It’s the sheer amount of outgoings that need covering before you can even move forward that will put off many. It’s not like a clean slate, as I expect those putting the club into admin intended. It’s more of a flattened cow pat.
Looking at some of the prospective buyers I’m not sure they have the finance. Aside from that I’m not sure they realise what they’d be getting into. The last bunch were a bit naïve I would suggest. The others like the BPA consortium and Mr Lamb say positive things but any idiot can sound convincing as we’ve learnt in the past.
If the Bulls are to remain a SL operation then it’s going to cost someone.
Thanks FA for your response, I had a good laugh. I really think you should go back to your original post, the one that I first responded to, and compare with your last one.
You mean, when you asked:
But is not the agreement to be deducted one years worth of funding, in your example £17500 per club, over two years, which means we would indeed get £8750 for each year and the other £8750 indeed does gets divid up? I have not seen any reference to the agreement being that we receive 1/27th of the funding over two years, which is your first example
... and I answered your reasonable question by pointing out:
No. It is to receive half the distribution that other clubs do.
Which it was.
martinwildbull wrote:
Now please grace this post with your usual five page response contradicting everything you have said in the last ten minutes.
No further response needed, the position remains just the same. I'm not sure why it seems to annoy you so much.
martinwildbull wrote:
Oh, and get a life.
Thanks, but I prefer to devote it to selflessly answering your questions.
It’s the sheer amount of outgoings that need covering before you can even move forward that will put off many. It’s not like a clean slate, as I expect those putting the club into admin intended. It’s more of a flattened cow pat.
Wouldn't that be "bull pat"?
Bullseye wrote:
If the Bulls are to remain a SL operation then it’s going to cost someone.
Indeed, and no combination of zero capital introduction with reduced distribution share is ever going to cut it. And that is even discounting that the last suitors were proposing to spend part of whatever limited money did scrape in, in paying off trade creditors somehow.

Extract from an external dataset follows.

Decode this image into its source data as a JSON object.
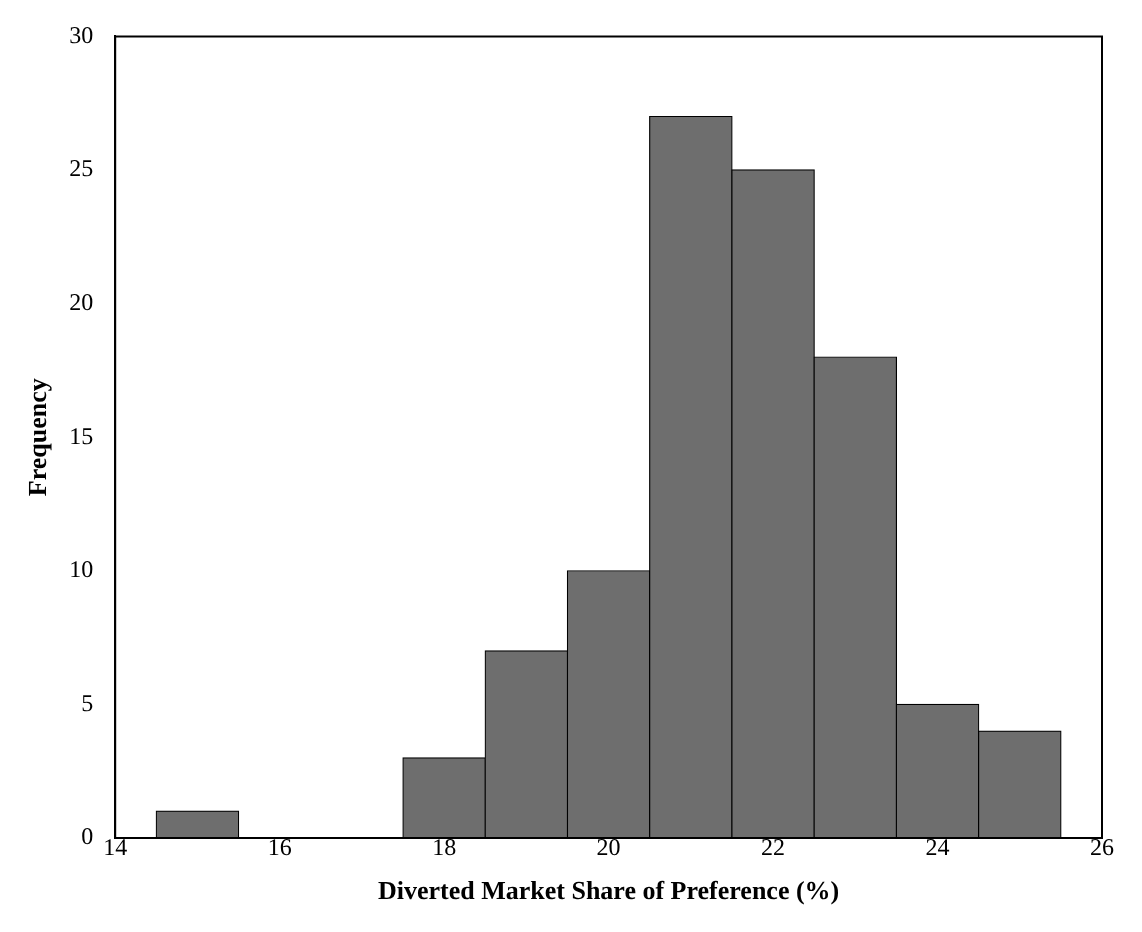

I'm intrigued why Lamb and other potential buyers would bid now when they didn't earlier. The administrator might be prepared to accept a lower offer, but the RFL would have to insist on the same conditions as demanded from Moore & Co and presumably the tax man will still want a bond and security. I cant see that any of them have the funds to pay off the creditors and get the points deduction reversed so they would still face the apocalypse brought on by relegation.
I'm intrigued why Lamb and other potential buyers would bid now when they didn't earlier. The administrator might be prepared to accept a lower offer, but the RFL would have to insist on the same conditions as demanded from Moore & Co and presumably the tax man will still want a bond and security. I cant see that any of them have the funds to pay off the creditors and get the points deduction reversed so they would still face the apocalypse brought on by relegation.
Has something changed?
Lamb did put a bid in last time - it wasn't successful. Read into that what you will.
Indeed, the administrator will have accepted what was the best deal for creditors, so whatever happens next (if anything) will surely be a worse result for them.
Lamb did put a bid in last time - it wasn't successful. Read into that what you will.
It wasnt successful because the administrator took view that bb2014 bid meant more money going to the creditors. Admininstrator isnt concerned with RFL's criteria for owners just financial terms for his creditors. Since bb2014 bid isn't on table anymore then Lamb should win, unless BPA or BCFC put in a bid that improves on his terms, unless administrator takes view that he'll get a better return for creditors by liquidating remaining assets. considering players are effectively free agents assets are basically worth peanuts.
It wasnt successful because the administrator took view that bb2014 bid meant more money going to the creditors. Admininstrator isnt concerned with RFL's criteria for owners just financial terms for his creditors. Since bb2014 bid isn't on table anymore then Lamb should win, unless BPA or BCFC put in a bid that improves on his terms, unless administrator takes view that he'll get a better return for creditors by liquidating remaining assets. considering players are effectively free agents assets are basically worth peanuts.
So could creditors take action against the RFL for getting them a worse deal?
With regard to TUPE, and the strange question of whether you could be TUPE'd to someone sort of "provisionally", for a bit, but the reverse-Tupe'd back to where you came from, if the deal turned out to have been a provisional deal that was never completed, I think the consensus on here was that no such TUPE hokey cokey is possible.
What does that mean? Well, presumably, that it was proposed to TUPE the staff to BB2014 and they were all notified, but it never happened.
In which case they never actually left the employ of BB2104.
Carvell in the T&A yesterday said that he had refused to be TUPE'd. Which would of course have been his right. However, here's my point; if we accepted that the issue of TUPE was just a future plan, of which due notice had been given, but never actually happened, then the TUPE provisions would never actually come into play. So Carvell never became a "free agent".
just another of the weird and unexplained twists in the neverending saga.